Oh, so it would be the news?
Yeah, you can certainly get it to reproduce some pieces (or fragments) of work exactly but definitely not everything. Even a frontier LLM’s weights are far too small to fully memorize most of their training data.
Even if the AI could spit it out verbatim, all the major labs already have IP checkers on their text models that block it doing so as fair use for training (what was decided here) does not mean you are free to reproduce.
Like, if you want to be an artist and trace Mario in class as you learn, that’s fair use.
If once you are working as an artist someone says “draw me a sexy image of Mario in a calendar shoot” you’d be violating Nintendo’s IP rights and liable for infringement.
They aren’t capable of that. This is why you sometimes see people comparing AI to compression, which is a bad faith argument. Depending on the training, AI can make something that is easily recognizable as derivative, but is not identical or even “lossy” identical. But this scenario takes place in a vacuum that doesn’t represent the real world. Unfortunately, we are enslaved by Capitalism, which means the output, which is being sold for-profit, is competing with the very content it was trained upon. This is clearly a violation of basic ethical principles as it actively harms those people whose content was used for training.
It’s pretty simple as I see it. You treat AI like a person. A person needs to go through legal channels to consume material, so piracy for AI training is as illegal as it would be for personal consumption. Consuming legally possessed copywritten material for “inspiration” or “study” is also fine for a person, so it is fine for AI training as well. Commercializing derivative works that infringes on copyright is illegal for a person, so it should be illegal for an AI as well. All produced materials, even those inspired by another piece of media, are permissible if not monetized, otherwise they need to be suitably transformative. That line can be hard to draw even when AI is not involved, but that is the legal standard for people, so it should be for AI as well. If I browse through Deviant Art and learn to draw similarly my favorite artists from their publically viewable works, and make a legally distinct cartoon mouse by hand in a style that is similar to someone else’s and then I sell prints of that work, that is legal. The same should be the case for AI.

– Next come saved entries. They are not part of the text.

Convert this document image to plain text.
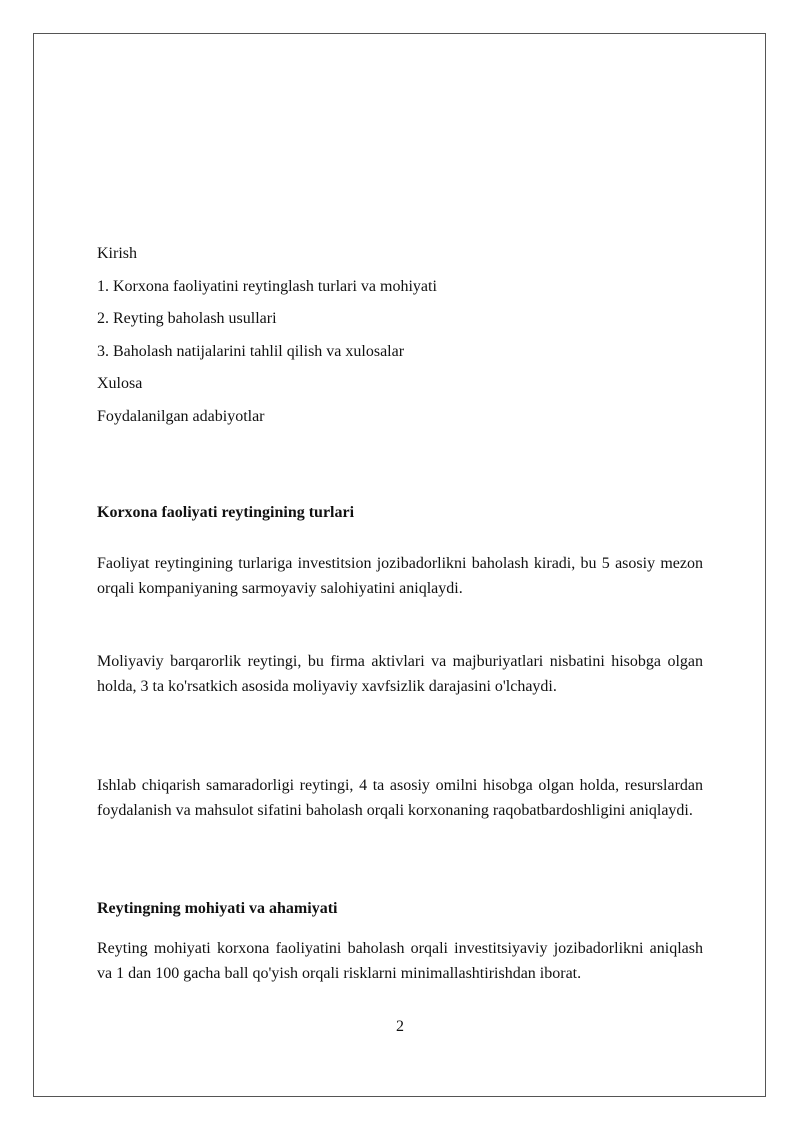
Kirish
1. Korxona faoliyatini reytinglash turlari va mohiyati
2. Reyting baholash usullari
3. Baholash natijalarini tahlil qilish va xulosalar
Xulosa
Foydalanilgan adabiyotlar
Korxona faoliyati reytingining turlari
Faoliyat reytingining turlariga investitsion jozibadorlikni baholash kiradi, bu 5 asosiy mezon orqali kompaniyaning sarmoyaviy salohiyatini aniqlaydi.
Moliyaviy barqarorlik reytingi, bu firma aktivlari va majburiyatlari nisbatini hisobga olgan holda, 3 ta ko'rsatkich asosida moliyaviy xavfsizlik darajasini o'lchaydi.
Ishlab chiqarish samaradorligi reytingi, 4 ta asosiy omilni hisobga olgan holda, resurslardan foydalanish va mahsulot sifatini baholash orqali korxonaning raqobatbardoshligini aniqlaydi.
Reytingning mohiyati va ahamiyati
Reyting mohiyati korxona faoliyatini baholash orqali investitsiyaviy jozibadorlikni aniqlash va 1 dan 100 gacha ball qo'yish orqali risklarni minimallashtirishdan iborat.
2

But! Scrutiny for AI should be much stricter given the inherent lack of true transformative creativity. And any AI that has used pirated materials should be penalized either by massive fines or by wiping their training and starting over with legally licensed or purchased or otherwise public domain materials only.
But AI is not a person. It’s very weird idea to treat it like a person.
No it’s a tool, created and used by people. You’re not treating the tool like a person. Tools are obviously not subject to laws, can’t break laws, etc… Their usage is subject to laws. If you use a tool to intentionally, knowingly, or negligently do things that would be illegal for you to do without the tool, then that’s still illegal. Same for accepting money to give others the privilege of doing those illegal things with your tool without any attempt at moderating said things that you know is happening. You can argue that maybe the law should be more strict with AI usage than with a human if you have a good legal justification for it, but there’s really no way to justify being less strict.
This 240TB JBOD full of books? Oh heavens forbid, we didn’t pirate it. It uhh… fell of a truck, yes, fell off a truck.
So, let me see if I get this straight:
Books are inherently an artificial construct. If I read the books I train the A(rtificially trained)Intelligence in my skull.
Therefore the concept of me getting them through “piracy” is null and void…No. It is not inherently illegal for AI to “read” a book. Piracy is going to be decided at trial.